Cheval Magazine n°533 – avril 2016 /
Aux yeux du public, le retour des chevaux pour labourer les champs ou débarder les forêts ressemble parfois à une lubie passéiste, une pratique un peu folklorique de certains écologistes… Mais pense-t-on la même chose lorsqu’on voit s’ériger des champs d’éoliennes, héritières de nos moulins, ou que l’on remet à l’honneur la force hydraulique ? Non ! Et tout le monde s’accorde sur l’indispensable nécessité de se tourner vers des énergies « propres ». Alors pourquoi le cheval n’est-il pas considéré lui aussi comme une énergie renouvelable ? Alors qu’il l’est à plus d’un titre : par sa force mécanique d’abord, mais aussi, et c’est plus étonnant, à travers la valorisation de ses crottins.
Le cheval comme maître étalon
Pendant des siècles, le cheval a été une source majeure d’énergie pour les activités humaines, et notamment pour la traction. Lorsque sont apparues les premières machines à vapeur, il est tout naturellement devenu la référence pour mesurer la puissance d’un attelage. C’est James Watt, qui a permis à ces machines de devenir le moteur de la Révolution industrielle, qui invente la notion de cheval-vapeur (ou CV). À la suite d’essais qu’il réalisa en 1783 avec des chevaux de trait, il fixa le cheval-vapeur comme la puissance nécessaire pour soulever une masse de 75 kg sur une hauteur d’un mètre en une seconde (soit 736 watts). Aujourd’hui encore la puissance du moteur d’une voiture est mesurée en chevaux-vapeur !

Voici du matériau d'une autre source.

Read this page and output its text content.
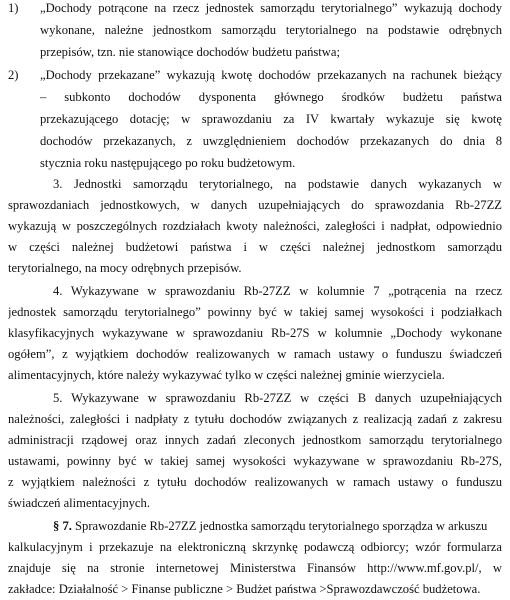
1) „Dochody potrącone na rzecz jednostek samorządu terytorialnego” wykazują dochody
wykonane, należne jednostkom samorządu terytorialnego na podstawie odrębnych
przepisów, tzn. nie stanowiące dochodów budżetu państwa;
2) „Dochody przekazane” wykazują kwotę dochodów przekazanych na rachunek bieżący
– subkonto dochodów dysponenta głównego środków budżetu państwa
przekazującego dotację; w sprawozdaniu za IV kwartały wykazuje się kwotę
dochodów przekazanych, z uwzględnieniem dochodów przekazanych do dnia 8
stycznia roku następującego po roku budżetowym.
3. Jednostki samorządu terytorialnego, na podstawie danych wykazanych w
sprawozdaniach jednostkowych, w danych uzupełniających do sprawozdania Rb-27ZZ
wykazują w poszczególnych rozdziałach kwoty należności, zaległości i nadpłat, odpowiednio
w części należnej budżetowi państwa i w części należnej jednostkom samorządu
terytorialnego, na mocy odrębnych przepisów.
4. Wykazywane w sprawozdaniu Rb-27ZZ w kolumnie 7 „potrącenia na rzecz
jednostek samorządu terytorialnego” powinny być w takiej samej wysokości i podziałkach
klasyfikacyjnych wykazywane w sprawozdaniu Rb-27S w kolumnie „Dochody wykonane
ogółem”, z wyjątkiem dochodów realizowanych w ramach ustawy o funduszu świadczeń
alimentacyjnych, które należy wykazywać tylko w części należnej gminie wierzyciela.
5. Wykazywane w sprawozdaniu Rb-27ZZ w części B danych uzupełniających
należności, zaległości i nadpłaty z tytułu dochodów związanych z realizacją zadań z zakresu
administracji rządowej oraz innych zadań zleconych jednostkom samorządu terytorialnego
ustawami, powinny być w takiej samej wysokości wykazywane w sprawozdaniu Rb-27S,
z wyjątkiem należności z tytułu dochodów realizowanych w ramach ustawy o funduszu
świadczeń alimentacyjnych.
§ 7. Sprawozdanie Rb-27ZZ jednostka samorządu terytorialnego sporządza w arkuszu
kalkulacyjnym i przekazuje na elektroniczną skrzynkę podawczą odbiorcy; wzór formularza
znajduje się na stronie internetowej Ministerstwa Finansów http://www.mf.gov.pl/, w
zakładce: Działalność > Finanse publiczne > Budżet państwa >Sprawozdawczość budżetowa.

La traction animale se cherche un avenir
Depuis quelques années, les chevaux reprennent du service : les agriculteurs, les vignerons et les professionnels de la forêt (re)découvrent les avantages de l’animal. Il revient même en ville, pour le transport scolaire, l’entretien des espaces verts ou le ramassage des ordures. De nombreuses études1 ont synthétisé les intérêts de la traction hippomobile moderne. Mais cette filière a du mal à pérenniser son avenir. Une des explications se trouvent peut-être dans les actes du colloque L’énergie cheval : du phénomène marginal à la réalité économique2 : « contrairement aux autres sources d’énergie utilisées actuellement, l’énergie animale ne peut être ni produite à grande échelle, ni conservée, ni transportée. L’animal producteur d’énergie et les personnes qui s’en servent constituent une entité inséparable. Par conséquent l’énergie animale est la seule qui restera toujours à échelle humaine. »

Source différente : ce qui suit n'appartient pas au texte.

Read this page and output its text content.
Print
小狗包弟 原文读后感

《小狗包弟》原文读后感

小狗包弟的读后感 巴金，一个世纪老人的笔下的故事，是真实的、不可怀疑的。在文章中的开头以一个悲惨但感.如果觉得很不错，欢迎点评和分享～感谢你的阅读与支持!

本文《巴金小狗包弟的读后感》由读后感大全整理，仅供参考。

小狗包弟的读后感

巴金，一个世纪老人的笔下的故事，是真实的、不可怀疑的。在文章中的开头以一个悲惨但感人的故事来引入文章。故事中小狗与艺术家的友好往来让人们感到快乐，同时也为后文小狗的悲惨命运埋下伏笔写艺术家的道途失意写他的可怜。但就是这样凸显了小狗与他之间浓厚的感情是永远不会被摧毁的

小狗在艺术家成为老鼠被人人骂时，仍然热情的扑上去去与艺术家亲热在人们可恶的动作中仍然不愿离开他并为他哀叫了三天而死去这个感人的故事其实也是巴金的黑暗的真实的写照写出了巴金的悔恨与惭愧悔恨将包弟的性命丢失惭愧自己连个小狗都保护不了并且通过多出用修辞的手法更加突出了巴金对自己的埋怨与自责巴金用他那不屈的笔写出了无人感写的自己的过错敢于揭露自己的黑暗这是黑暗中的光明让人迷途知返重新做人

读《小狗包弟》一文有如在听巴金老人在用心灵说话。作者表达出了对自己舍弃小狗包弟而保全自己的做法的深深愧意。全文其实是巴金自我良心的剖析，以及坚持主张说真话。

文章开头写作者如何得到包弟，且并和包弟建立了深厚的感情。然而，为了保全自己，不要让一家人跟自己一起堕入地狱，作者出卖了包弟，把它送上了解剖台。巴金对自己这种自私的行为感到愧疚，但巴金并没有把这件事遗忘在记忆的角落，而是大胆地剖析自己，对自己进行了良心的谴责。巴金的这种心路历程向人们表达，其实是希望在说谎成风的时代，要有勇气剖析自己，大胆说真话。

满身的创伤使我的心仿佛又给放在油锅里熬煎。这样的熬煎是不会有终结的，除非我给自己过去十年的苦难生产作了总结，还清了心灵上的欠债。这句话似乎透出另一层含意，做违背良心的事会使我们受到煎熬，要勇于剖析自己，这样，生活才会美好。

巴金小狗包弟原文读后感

Au niveau européen, la puissance du cheval n’est toujours pas reconnue comme énergie renouvelable. De nombreux acteurs se battent pourtant pour cette reconnaissance, comme Jean-Louis Cannelle, président du CERRTA (Centre européen de ressources et de recherches en traction animale). On peut même lire dans une synthèse3 réalisée par l’IFCE qu’une « étude menée par l’ADEME a montré qu’un cheval occupé à la collecte des déchets émettait 35% de CO2 en moins par rapport à un système motorisé. De plus, le transport hippomobile utilise une énergie renouvelable, dont les déchets peuvent être réutilisés ».